The paper fortune teller — also called the cootie-catcher, salt cellar, and chatterbox — is an art project which appeals to everything for which a child yearns. With a few simple folds, a sheet of paper becomes a three-dimensional interactive device. Creation! With a few marks of a pen, he or she is cast among the company of the Delphic oracle, Tiresias and Amos and Ezekiel, as one who can foretell what the future holds. Prognostication! And yet, what a curse, what hellish poop-crust is this excrescence in the lives of men?
“Daddy, choose a number!”
“Choose a color.”
Here we pause for much laborious unfolding with my son’s tongue slipping out of his mouth as is its wont during the most taxing of tasks.
“You’re going to be stinky!”
Humfiddle, Twatty ploof! Oh, I get steamed. I get as steamed, alright, as steamed as a dress shirt or a pudding. No, it’s not quite the same flavor of irritation that arises passing those sad storefront windows whose neon lights spell Psychic, and which illumine sad-eyed ladies of the Caucuses sitting forlorn in front of a statue of the Buddha and an amethyst. For $5, they say, they’ll tell your future. And this, I feel like screaming at them, is this what someone told you your future would be? To sit spider-like, waiting for every sucker caught in the gossamer filaments of what might be to stumble in?

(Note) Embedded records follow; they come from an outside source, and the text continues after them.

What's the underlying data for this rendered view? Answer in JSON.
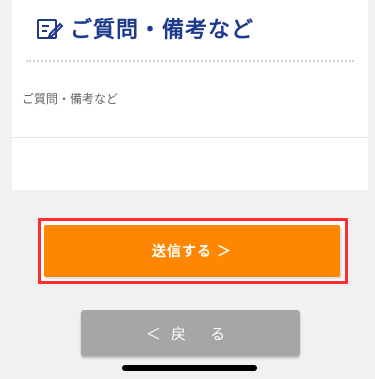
{
  "form": {
    "title": "ご質問・備考など",
    "title_icon": "edit-note-icon",
    "field_label": "ご質問・備考など",
    "textarea_value": ""
  },
  "actions": {
    "submit_label": "送信する ＞",
    "back_label": "＜戻 る"
  },
  "colors": {
    "title": "#1e3a8c",
    "submit_bg": "#ff8600",
    "submit_highlight": "#ff2d2d",
    "back_bg": "#a6a6a6"
  }
}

No, as my kids, grubby fingers shoved deep into the paper orifices of their fortune tellers, approach me, I rage not against the futility of fortune telling but at the sheer stupidity of their device. Even if you could divine the future, it would take more than two piddly questions to do so. And certainly, I swear by the old gods and new, there’s got to be more than eight possible outcomes to my life!
This is the source of my ire: That my boys have rendered the unpredictable so predictably predictable! 5. Blue. Stink. 3. Orange. Live Forever. 2. Orange. Watch television. Despite the deadening repetition, I am asked to choose for hours on end. This is a source for immense enjoyment for my children but equally immense is my suffering. If fortune is this banal, please make me unfortunate.

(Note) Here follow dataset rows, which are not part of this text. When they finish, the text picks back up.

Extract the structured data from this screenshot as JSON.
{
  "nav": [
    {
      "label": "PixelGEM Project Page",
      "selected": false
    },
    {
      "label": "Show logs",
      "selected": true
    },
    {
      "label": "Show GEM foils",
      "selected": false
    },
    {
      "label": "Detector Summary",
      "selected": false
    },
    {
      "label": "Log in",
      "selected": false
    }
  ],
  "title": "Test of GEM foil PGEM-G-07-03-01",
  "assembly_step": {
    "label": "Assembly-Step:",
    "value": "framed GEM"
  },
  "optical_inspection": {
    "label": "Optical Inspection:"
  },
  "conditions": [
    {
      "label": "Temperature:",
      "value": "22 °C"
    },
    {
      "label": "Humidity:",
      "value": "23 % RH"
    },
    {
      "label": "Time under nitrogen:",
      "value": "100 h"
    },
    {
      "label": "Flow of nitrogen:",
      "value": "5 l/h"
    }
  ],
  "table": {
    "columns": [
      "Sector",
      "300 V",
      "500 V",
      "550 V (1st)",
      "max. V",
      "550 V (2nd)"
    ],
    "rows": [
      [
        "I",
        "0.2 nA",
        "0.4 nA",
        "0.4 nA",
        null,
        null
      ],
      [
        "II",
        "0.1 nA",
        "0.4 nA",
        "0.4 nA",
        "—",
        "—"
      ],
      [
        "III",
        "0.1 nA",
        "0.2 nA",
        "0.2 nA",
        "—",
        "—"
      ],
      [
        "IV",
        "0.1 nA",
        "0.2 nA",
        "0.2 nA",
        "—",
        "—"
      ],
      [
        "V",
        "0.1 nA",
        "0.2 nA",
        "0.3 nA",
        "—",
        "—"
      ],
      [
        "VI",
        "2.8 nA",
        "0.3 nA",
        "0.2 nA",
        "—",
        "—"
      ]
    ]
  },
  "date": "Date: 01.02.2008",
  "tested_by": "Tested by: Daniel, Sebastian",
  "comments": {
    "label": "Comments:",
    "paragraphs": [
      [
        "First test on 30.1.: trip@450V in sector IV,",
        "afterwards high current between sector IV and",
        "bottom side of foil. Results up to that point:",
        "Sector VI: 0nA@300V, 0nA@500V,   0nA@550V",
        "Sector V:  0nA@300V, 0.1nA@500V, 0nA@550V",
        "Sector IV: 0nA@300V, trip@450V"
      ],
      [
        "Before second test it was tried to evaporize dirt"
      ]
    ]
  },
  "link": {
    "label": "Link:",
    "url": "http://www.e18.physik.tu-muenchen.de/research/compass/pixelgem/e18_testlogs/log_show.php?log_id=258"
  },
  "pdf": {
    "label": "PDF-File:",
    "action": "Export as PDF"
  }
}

But, as my blood pressure spikes and my superficial temporal veins pulse, I wonder what is it really that gets my goat? What is it that triggers a torrent of rage about a piece of folded paper and the joy with which my son plays with it?
Perhaps it is this: Though the mechanism is crap, the truth endures. Maybe this is what fortune holds, maybe the universe is precisely as dumb as this fortune-teller, maybe what lies in store for all of us is series of limited and banal choices. 5. Blue. Stink. 3. Orange. Live Forever. These might just be my only options and if that is the case, my rage shouldn’t be toward the teller but against fortune itself.